Who's to Blame For Childhood Obesity? Mom and Dad!

Equal opportunity blame game! Moms tend to get disproportionately blamed when things with their children take a less than ideal turn. Whether it's trouble in school, difficulty making friends, or physical or mental health issues, it's the mamas who — according to most popular conceptions — bear the brunt of the responsibility. Which is why it's somewhat of a relief to see a study out this month declaring that fathers have a part to play in the childhood obesity epidemic. The study, recently published in the the International Journal of Obesity found that children living in households where the father works an irregular schedule — a phenomenon that's becoming more and more common — are more likely to become obese or overweight.

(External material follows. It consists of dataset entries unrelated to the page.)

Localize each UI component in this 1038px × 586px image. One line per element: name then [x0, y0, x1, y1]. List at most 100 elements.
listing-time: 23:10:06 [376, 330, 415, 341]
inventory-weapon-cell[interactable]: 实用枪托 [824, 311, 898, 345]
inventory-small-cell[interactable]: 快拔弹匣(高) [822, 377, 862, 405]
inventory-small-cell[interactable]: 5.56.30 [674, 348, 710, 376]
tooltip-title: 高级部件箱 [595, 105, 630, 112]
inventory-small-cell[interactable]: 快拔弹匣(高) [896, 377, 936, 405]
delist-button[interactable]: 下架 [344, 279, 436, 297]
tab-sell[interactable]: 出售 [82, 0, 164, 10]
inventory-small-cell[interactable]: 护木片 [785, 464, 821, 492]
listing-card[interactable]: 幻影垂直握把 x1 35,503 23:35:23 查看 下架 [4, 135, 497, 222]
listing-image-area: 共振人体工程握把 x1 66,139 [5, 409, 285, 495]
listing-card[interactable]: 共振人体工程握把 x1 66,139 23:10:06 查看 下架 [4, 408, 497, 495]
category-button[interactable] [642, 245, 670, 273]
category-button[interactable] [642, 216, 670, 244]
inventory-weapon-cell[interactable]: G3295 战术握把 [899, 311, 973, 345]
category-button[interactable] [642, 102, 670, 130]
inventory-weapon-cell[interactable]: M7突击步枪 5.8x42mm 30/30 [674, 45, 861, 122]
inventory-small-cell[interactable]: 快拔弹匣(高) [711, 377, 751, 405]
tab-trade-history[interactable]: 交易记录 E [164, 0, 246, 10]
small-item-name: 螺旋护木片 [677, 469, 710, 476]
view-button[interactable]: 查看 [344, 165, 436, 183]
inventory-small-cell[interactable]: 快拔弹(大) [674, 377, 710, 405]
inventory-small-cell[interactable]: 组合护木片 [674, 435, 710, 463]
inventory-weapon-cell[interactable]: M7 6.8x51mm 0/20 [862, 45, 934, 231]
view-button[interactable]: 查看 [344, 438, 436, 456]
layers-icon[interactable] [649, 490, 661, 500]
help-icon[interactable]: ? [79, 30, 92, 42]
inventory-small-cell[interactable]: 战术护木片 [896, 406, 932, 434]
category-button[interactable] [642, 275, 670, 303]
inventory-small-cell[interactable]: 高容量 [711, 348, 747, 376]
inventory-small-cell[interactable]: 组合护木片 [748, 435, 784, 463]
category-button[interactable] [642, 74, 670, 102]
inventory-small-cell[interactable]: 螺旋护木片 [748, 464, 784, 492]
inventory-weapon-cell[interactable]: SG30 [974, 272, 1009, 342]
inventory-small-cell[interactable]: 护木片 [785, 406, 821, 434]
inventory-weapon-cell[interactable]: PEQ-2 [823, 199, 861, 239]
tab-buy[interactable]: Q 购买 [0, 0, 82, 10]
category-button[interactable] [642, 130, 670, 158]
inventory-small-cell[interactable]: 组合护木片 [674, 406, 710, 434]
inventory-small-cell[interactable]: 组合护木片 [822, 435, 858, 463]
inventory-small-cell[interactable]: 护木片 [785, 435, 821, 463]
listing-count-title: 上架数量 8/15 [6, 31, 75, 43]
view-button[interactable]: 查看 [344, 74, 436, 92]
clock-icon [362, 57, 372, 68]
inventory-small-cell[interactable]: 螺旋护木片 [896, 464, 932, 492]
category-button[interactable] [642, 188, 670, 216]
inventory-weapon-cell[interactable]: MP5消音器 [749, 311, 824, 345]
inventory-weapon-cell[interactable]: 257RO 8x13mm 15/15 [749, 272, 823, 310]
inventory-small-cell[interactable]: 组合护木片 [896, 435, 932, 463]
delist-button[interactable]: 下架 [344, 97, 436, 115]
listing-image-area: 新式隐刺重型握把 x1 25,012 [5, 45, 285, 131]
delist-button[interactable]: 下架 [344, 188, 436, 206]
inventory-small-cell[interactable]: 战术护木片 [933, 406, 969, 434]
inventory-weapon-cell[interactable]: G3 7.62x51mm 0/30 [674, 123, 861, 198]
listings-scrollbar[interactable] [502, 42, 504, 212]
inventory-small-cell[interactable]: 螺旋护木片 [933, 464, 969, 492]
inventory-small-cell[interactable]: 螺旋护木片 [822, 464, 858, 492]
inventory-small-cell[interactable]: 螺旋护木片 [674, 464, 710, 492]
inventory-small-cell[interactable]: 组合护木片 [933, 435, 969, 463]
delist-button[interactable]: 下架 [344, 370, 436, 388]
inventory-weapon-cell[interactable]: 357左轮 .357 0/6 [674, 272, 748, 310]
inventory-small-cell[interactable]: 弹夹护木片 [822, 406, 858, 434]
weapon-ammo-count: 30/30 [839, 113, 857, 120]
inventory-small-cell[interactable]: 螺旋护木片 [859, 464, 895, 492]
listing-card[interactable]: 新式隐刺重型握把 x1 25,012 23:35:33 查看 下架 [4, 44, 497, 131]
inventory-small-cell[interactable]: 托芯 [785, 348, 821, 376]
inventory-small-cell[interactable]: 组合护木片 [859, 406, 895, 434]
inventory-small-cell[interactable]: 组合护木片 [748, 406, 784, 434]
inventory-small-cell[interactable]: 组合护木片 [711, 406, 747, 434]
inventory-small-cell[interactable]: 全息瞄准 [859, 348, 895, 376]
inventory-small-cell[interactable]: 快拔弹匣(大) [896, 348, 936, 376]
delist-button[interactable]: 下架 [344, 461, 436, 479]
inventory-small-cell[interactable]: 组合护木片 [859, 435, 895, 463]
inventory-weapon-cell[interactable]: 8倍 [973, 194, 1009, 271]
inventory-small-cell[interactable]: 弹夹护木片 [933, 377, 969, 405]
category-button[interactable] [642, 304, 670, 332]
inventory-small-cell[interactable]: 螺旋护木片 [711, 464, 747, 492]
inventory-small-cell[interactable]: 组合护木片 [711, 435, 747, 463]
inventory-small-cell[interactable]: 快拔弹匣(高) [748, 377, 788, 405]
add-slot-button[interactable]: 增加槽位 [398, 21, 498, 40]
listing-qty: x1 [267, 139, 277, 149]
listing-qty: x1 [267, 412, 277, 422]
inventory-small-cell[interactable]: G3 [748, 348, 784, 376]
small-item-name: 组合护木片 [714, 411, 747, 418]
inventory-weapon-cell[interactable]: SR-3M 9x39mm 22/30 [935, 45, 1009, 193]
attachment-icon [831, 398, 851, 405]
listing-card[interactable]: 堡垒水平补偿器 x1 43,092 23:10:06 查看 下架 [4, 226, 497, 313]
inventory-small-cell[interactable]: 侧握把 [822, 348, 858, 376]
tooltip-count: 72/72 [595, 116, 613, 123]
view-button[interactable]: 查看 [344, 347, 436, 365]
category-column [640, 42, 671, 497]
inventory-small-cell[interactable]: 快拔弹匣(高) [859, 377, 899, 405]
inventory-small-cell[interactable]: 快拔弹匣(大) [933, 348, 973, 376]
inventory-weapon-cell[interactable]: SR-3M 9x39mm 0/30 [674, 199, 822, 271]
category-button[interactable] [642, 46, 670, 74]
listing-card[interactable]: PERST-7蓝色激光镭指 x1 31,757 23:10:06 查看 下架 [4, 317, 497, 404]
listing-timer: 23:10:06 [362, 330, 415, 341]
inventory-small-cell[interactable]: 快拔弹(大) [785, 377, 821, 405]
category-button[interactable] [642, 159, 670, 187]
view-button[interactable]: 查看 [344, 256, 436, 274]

Lest the daddies get too nervous, there's another new study that places the blame right back on mama: based on data from a new study done by the National Institute of Child Health & Human Development, researchers from Ohio State University published an article in Pediatrics linking the quality of the early mother/child relationship with the child's risk of becoming obese as a teenager. The study claims that children who had a less than optimal relationship with their mother in early childhood were twice as likely to become obese; However, as researchers took into account other known factors related to the epidemic such as maternal education and household income, the findings were less conclusive, leaving parents with just as many questions and concerns as they had before.

Is one parent more to blame than the other?